At the end of the advice section, the Nanaya team made an important distinction between your odds of meeting a match versus your odds of having a relationship. For instance, I could be putting myself in all the right situations to meet someone I like, but if I’m not willing to take the extra steps to get to know them and be vulnerable, it won’t turn into anything significant. Even if you’re doing all you can to make initial connections, turning them into meaningful relationships is work you’ll have to do on your own.
As the report went on, I even got a glimpse into what my romantic personality is like. Apparently, I’m an ICFT, which stands for Tranquil, Cautious, Flexible, Tame (the T was taken by Tame, so Tranquil got labeled as an I). This means I'm routine-oriented and easy to get along with, but I can sometimes be indecisive and non-committal when it comes to relationships. Nanaya suggested I work hard to keep things fresh and keep lines of communication open with a partner. It also told me I was highly likely to be married by age 30… which if you think about it, feels a little terrifying, given that that’s only six years away. SOS.

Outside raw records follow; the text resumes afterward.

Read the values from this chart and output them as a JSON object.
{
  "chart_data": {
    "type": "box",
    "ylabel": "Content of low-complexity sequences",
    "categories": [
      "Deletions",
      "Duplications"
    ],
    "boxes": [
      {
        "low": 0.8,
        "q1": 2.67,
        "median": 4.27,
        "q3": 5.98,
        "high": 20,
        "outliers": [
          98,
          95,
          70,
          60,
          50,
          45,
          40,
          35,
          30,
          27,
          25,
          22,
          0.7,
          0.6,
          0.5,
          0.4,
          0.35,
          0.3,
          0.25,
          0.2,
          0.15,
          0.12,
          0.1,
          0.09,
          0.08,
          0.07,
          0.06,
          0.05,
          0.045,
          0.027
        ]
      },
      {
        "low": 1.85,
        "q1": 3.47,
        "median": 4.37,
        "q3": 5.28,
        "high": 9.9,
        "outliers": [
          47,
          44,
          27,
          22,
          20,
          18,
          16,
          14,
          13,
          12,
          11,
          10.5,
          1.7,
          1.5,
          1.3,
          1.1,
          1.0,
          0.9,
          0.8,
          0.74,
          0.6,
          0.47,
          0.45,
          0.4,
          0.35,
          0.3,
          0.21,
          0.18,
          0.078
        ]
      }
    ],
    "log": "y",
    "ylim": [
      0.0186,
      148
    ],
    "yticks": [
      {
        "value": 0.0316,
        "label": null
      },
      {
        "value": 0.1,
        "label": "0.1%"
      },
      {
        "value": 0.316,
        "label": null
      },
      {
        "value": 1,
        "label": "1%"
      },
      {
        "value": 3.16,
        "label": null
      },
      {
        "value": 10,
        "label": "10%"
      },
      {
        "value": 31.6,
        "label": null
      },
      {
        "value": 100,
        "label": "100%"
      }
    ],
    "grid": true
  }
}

Overall, I found some of Nanaya’s information useful, but I didn’t really feel like they nailed my personality. I’m a bit more creative and spontaneous than the algorithm would lead me to believe, but I certainly think there are some kernels of wisdom in all this love advice. If I’m intentional about the way I spend my time, and the people I spend it with, my odds of meeting someone I really jive with will increase. And obviously open-mindedness is crucial. I may not have found a foolproof method yet for meeting my next partner, but I can certainly take all this new feedback to heart.